The high school program has winter and spring sessions; applications for winter are open through Dec. 21. Priority is given to candidates with a strong desire to learn and limited access to positive science experiences.
Both programs are free.
Genome Hackers is a high school summer camp run by graduate women in the University of Washington's Genome Sciences department. The camp integrates biology and computer science with programming, lab techniques and DNA sequence analysis.
Campers present their findings to the Genome Sciences department. Tuition is only $50, and scholarships are available.
The volunteer-run Girls in Engineering, Math, and Science (GEMS) is a free program for seventh- and eighth-grade girls attending Seattle public schools. The program will be providing hands-on activities, mentoring, field trips and information about a variety of fields.
Sign up online to be notified when applications for the 2018-19 school year open.

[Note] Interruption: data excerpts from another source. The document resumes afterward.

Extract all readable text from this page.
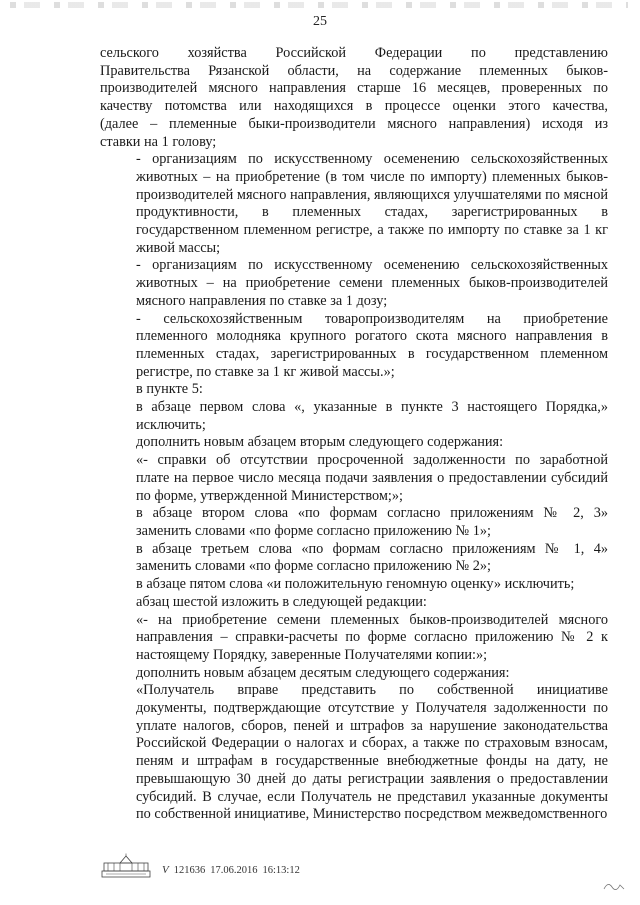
25

сельского хозяйства Российской Федерации по представлению
Правительства Рязанской области, на содержание племенных быков-
производителей мясного направления старше 16 месяцев, проверенных по
качеству потомства или находящихся в процессе оценки этого качества,
(далее – племенные быки-производители мясного направления) исходя из
ставки на 1 голову;

- организациям по искусственному осеменению сельскохозяйственных
животных – на приобретение (в том числе по импорту) племенных быков-
производителей мясного направления, являющихся улучшателями по мясной
продуктивности, в племенных стадах, зарегистрированных в
государственном племенном регистре, а также по импорту по ставке за 1 кг
живой массы;

- организациям по искусственному осеменению сельскохозяйственных
животных – на приобретение семени племенных быков-производителей
мясного направления по ставке за 1 дозу;

- сельскохозяйственным товаропроизводителям на приобретение
племенного молодняка крупного рогатого скота мясного направления в
племенных стадах, зарегистрированных в государственном племенном
регистре, по ставке за 1 кг живой массы.»;

в пункте 5:

в абзаце первом слова «, указанные в пункте 3 настоящего Порядка,»
исключить;

дополнить новым абзацем вторым следующего содержания:

«- справки об отсутствии просроченной задолженности по заработной
плате на первое число месяца подачи заявления о предоставлении субсидий
по форме, утвержденной Министерством;»;

в абзаце втором слова «по формам согласно приложениям № 2, 3»
заменить словами «по форме согласно приложению № 1»;

в абзаце третьем слова «по формам согласно приложениям № 1, 4»
заменить словами «по форме согласно приложению № 2»;

в абзаце пятом слова «и положительную геномную оценку» исключить;

абзац шестой изложить в следующей редакции:

«- на приобретение семени племенных быков-производителей мясного
направления – справки-расчеты по форме согласно приложению № 2 к
настоящему Порядку, заверенные Получателями копии:»;

дополнить новым абзацем десятым следующего содержания:

«Получатель вправе представить по собственной инициативе
документы, подтверждающие отсутствие у Получателя задолженности по
уплате налогов, сборов, пеней и штрафов за нарушение законодательства
Российской Федерации о налогах и сборах, а также по страховым взносам,
пеням и штрафам в государственные внебюджетные фонды на дату, не
превышающую 30 дней до даты регистрации заявления о предоставлении
субсидий. В случае, если Получатель не представил указанные документы
по собственной инициативе, Министерство посредством межведомственного

V 121636 17.06.2016 16:13:12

Amelia’s Aero Club is a Museum of Flight STEAM program for middle school girls offering hands-on activities, book clubs, sleepovers, introductions to industry professionals, field trips, competitions and special events at the Museum.
The Museum also hosts Women Fly, an annual day of activities allowing middle school and high school girls to meet and learn from women in STEM careers.
Girls Who Code establishes after-school Clubs Program for third through 12th grades around Puget Sound and beyond. Clubs work in teams on computer science projects to solve real problems.
The Campus Program offers summer courses for sixth- through 12th-grade girls, and the Summer Immersion Program gives 10th- and 11th-grade girls intensive coding courses at major tech companies.
All three programs are free.
School-based chapters of IGNITE Worldwide offer panel discussions with women in STEM careers, field trips to corporations to see women at work in STEM, interactive workshops and job shadowing. Female enrollment in computer science and engineering classes at participating schools increased between 30 and 80 percent.
Inspiring Girls Expeditions’ tuition-free wilderness expeditions give teens 12 days in the field studying glaciers, volcanoes and marine science. Applications (opening in December) are competitive but are not strictly based on academic achievement.
Although programs are tuition-free, with food and equipment provided, they do involve travel costs.
SPIN Girls is launching this fall to provide eighth graders immersive STEM experiences and mentorship by professionals of color from across King County. Ten sessions over the course of a school year will be divided between project-based learning and visits to partner organizations.
Applications are open until filled, but space is limited for this free program.